COURTESY OF JIANING ZHAO
The owners of Noodle House immigrated from Fujian, China over 25 years ago. They opened Noodle House back in June 2016.
slight crispiness hit the spot, and transitioned into a taste that was savory but not too salty, solid but not too dry — a taste that brought sheer satisfaction. My friend also enjoyed the chicken, and was fascinated by the white rice used in this bowl. “Most Chinese food in the US that I’ve tasted uses fried rice, which I know isn’t commonly what people eat in China.” As someone who was born and raised in China, I agree with her. My own dish — pork chop with rice and vegetables — brought a similar gastronomical delight. The dish also wasn’t as salty and oily as those at most Americanized Chinese fast-food restaurants — the amount of oil in the “Chinese” food in Princeton’s dining halls or at P.F. Chang’s always amazes me.
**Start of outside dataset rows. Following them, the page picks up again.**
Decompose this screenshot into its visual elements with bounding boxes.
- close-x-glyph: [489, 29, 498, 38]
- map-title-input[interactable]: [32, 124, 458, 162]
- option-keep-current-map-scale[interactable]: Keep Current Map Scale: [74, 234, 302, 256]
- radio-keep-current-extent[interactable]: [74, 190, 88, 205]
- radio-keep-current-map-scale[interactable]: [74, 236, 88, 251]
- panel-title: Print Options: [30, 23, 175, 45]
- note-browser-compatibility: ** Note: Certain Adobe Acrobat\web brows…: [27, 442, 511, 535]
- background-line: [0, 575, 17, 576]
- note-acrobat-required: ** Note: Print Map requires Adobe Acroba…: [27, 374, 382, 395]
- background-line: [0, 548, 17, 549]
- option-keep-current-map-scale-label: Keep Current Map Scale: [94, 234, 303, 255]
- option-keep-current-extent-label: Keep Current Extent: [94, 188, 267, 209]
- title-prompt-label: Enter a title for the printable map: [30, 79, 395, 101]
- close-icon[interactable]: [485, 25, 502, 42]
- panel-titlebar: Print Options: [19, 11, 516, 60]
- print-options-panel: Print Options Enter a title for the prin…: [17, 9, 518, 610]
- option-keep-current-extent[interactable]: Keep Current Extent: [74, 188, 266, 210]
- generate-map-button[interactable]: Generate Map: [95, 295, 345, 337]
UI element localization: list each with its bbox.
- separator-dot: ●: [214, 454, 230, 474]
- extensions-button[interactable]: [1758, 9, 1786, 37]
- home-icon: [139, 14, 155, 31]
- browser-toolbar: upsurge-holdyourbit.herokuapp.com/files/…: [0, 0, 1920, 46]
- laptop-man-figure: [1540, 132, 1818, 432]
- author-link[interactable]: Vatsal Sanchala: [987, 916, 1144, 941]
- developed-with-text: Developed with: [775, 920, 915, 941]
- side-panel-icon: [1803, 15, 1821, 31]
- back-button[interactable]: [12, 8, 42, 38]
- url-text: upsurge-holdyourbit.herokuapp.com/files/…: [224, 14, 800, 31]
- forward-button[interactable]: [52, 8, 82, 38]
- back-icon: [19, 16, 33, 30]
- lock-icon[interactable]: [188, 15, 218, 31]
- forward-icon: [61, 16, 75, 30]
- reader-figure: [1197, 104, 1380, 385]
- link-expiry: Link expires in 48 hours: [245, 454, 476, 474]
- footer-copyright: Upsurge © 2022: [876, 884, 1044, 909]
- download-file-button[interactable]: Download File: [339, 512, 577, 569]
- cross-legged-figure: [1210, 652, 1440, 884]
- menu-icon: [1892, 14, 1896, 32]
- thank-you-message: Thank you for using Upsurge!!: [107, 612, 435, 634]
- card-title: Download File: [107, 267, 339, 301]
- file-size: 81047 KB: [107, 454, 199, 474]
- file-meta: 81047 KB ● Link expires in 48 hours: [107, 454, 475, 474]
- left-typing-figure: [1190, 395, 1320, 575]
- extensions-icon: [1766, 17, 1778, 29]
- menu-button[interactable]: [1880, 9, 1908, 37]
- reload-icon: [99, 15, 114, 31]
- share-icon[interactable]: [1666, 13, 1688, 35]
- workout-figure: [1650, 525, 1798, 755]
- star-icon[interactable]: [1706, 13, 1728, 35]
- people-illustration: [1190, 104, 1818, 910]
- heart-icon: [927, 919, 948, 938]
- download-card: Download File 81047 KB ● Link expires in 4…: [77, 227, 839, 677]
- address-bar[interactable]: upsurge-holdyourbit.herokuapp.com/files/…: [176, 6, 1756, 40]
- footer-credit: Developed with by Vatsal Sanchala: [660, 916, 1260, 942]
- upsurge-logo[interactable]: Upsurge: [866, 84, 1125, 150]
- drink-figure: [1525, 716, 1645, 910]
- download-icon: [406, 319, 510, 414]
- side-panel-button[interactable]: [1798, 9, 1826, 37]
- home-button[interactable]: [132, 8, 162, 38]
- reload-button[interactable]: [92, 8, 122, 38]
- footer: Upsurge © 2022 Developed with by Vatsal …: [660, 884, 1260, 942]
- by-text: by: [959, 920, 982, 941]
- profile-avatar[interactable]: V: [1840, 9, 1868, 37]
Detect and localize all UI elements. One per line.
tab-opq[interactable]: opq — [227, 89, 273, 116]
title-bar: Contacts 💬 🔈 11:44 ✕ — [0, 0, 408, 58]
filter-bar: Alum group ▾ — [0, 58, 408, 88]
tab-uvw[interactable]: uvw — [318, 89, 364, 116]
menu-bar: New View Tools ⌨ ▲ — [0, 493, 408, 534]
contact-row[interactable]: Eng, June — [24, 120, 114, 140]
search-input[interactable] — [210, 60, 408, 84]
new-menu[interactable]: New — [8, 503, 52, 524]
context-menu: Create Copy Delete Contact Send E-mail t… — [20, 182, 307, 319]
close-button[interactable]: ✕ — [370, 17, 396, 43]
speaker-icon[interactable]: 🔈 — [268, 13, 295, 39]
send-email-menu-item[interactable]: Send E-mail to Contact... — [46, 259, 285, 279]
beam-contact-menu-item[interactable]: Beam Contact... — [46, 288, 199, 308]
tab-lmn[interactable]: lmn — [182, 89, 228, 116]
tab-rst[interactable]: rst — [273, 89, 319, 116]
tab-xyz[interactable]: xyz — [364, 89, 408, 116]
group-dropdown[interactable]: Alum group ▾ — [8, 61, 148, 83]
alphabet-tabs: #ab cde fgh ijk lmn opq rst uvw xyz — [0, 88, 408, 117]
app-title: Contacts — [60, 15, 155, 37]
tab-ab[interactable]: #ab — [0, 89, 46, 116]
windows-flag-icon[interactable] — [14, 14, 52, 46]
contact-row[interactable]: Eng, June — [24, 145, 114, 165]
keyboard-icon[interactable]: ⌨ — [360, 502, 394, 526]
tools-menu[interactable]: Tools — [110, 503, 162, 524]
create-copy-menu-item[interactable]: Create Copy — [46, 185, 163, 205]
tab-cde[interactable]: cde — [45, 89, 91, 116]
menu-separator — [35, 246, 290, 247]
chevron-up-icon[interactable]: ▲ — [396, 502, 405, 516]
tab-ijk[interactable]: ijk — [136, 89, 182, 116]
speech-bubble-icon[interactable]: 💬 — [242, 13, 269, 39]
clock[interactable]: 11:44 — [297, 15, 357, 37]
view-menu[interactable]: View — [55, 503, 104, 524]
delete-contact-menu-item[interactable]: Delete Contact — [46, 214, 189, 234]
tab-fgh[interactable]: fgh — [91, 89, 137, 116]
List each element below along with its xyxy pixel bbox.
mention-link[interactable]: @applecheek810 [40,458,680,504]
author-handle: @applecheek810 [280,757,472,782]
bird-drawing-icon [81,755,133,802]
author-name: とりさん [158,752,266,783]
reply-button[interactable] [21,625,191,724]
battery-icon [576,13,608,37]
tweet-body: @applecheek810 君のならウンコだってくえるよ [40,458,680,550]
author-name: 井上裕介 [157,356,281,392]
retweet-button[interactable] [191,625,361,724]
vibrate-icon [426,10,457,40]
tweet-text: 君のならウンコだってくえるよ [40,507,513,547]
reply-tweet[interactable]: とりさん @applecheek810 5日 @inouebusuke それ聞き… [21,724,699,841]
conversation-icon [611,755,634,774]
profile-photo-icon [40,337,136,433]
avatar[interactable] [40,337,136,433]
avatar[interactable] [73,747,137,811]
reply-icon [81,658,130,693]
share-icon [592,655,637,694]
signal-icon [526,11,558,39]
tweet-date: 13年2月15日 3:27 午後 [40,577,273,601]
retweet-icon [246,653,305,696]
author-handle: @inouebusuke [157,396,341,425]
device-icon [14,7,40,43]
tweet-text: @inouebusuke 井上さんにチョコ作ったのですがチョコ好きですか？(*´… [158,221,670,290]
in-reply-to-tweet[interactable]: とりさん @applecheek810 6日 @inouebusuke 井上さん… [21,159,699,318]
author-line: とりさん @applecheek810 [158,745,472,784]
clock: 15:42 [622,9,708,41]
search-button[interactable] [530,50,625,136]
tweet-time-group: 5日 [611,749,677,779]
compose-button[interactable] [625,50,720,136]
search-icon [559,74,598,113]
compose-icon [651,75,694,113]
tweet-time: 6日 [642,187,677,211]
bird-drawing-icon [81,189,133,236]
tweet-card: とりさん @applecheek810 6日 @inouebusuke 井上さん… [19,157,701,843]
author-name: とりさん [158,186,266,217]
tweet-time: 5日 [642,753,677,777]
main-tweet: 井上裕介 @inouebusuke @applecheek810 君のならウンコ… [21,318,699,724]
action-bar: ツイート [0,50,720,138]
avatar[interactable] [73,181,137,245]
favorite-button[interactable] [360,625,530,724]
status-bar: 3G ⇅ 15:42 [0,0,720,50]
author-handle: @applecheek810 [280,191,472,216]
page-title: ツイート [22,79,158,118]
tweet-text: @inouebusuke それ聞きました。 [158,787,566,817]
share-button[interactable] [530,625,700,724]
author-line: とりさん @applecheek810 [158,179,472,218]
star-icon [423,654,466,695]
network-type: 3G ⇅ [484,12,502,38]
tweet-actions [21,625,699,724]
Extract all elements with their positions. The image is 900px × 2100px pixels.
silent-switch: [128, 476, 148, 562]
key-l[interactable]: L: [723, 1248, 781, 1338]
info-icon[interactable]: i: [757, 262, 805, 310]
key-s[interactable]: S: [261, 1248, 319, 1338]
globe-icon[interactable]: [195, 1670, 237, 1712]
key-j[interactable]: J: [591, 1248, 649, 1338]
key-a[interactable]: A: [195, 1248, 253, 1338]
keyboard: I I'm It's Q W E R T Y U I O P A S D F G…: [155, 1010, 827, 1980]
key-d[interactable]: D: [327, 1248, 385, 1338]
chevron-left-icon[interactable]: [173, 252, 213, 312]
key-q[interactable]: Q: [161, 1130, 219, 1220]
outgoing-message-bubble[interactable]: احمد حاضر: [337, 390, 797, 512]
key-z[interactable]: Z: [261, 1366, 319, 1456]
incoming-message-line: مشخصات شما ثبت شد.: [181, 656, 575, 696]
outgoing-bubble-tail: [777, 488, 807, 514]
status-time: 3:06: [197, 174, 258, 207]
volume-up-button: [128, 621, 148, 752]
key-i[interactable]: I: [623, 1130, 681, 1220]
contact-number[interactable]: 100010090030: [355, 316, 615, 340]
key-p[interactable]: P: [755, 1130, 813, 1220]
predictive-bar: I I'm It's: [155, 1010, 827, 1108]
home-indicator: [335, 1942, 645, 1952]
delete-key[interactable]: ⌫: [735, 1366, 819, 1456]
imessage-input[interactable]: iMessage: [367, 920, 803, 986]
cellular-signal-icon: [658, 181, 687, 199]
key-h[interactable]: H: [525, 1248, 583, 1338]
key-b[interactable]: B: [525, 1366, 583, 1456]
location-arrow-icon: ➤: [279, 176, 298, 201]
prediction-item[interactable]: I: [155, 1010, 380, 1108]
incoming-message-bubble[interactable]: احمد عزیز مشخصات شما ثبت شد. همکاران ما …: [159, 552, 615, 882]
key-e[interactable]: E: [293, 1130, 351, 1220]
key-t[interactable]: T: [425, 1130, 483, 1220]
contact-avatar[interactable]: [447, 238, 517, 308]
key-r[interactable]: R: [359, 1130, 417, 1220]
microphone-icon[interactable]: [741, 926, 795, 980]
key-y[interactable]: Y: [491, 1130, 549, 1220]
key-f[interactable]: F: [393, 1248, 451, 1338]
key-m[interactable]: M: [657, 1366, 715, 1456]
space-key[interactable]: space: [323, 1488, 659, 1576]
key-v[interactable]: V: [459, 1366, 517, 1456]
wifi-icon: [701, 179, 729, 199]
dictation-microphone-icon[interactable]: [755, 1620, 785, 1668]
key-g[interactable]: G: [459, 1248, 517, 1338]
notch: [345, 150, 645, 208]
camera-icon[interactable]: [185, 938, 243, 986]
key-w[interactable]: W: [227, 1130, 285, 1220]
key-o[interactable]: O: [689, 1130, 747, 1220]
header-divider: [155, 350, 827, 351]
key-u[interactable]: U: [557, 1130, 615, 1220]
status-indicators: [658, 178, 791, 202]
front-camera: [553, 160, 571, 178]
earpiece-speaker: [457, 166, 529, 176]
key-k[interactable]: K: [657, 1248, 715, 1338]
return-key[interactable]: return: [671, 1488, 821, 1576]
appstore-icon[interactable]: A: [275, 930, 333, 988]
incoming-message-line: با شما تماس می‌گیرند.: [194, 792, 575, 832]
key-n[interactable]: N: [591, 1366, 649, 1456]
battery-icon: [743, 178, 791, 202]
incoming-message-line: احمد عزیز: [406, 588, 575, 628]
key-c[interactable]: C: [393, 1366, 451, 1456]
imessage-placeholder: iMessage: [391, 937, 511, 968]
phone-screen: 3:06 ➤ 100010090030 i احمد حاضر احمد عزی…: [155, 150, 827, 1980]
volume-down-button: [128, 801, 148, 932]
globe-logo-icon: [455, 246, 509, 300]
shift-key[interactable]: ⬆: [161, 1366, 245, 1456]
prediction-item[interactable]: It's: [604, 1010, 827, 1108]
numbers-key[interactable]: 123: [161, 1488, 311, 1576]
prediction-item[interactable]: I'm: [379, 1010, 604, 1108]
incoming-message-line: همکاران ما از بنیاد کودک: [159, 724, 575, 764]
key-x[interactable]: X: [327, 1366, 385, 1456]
One can say that it’s a different style and it indeed appeals to many crowds, but I appreciate Noodle House’s efforts to maintain the authenticity of its owners’ cultural and culi-
nary heritage. Other customers at the restaurant seem to come from a variety of different backgrounds — diverse ages, ethnicities, genders — echoing the restaurant’s aim at creating fusion. One elderly customer sitting alone across from us seemed to be enjoying his curry chicken rice bowl, so I walked over to ask about his experience. “I loved the chicken as well as the spicy sauce on the table that creates a quite unique mix of favor with the curry,” he said with a smile, after briefly introducing himself as a community auditor who lived in the neighborhood. When I asked whether he comes here often, his smile expanded, and I could hear the delight in his tone: “Today is actually my first time at this restaurant, and I’ll be back!” Noodle House took me on a gastronomical adventure around Asia while making me feel at home.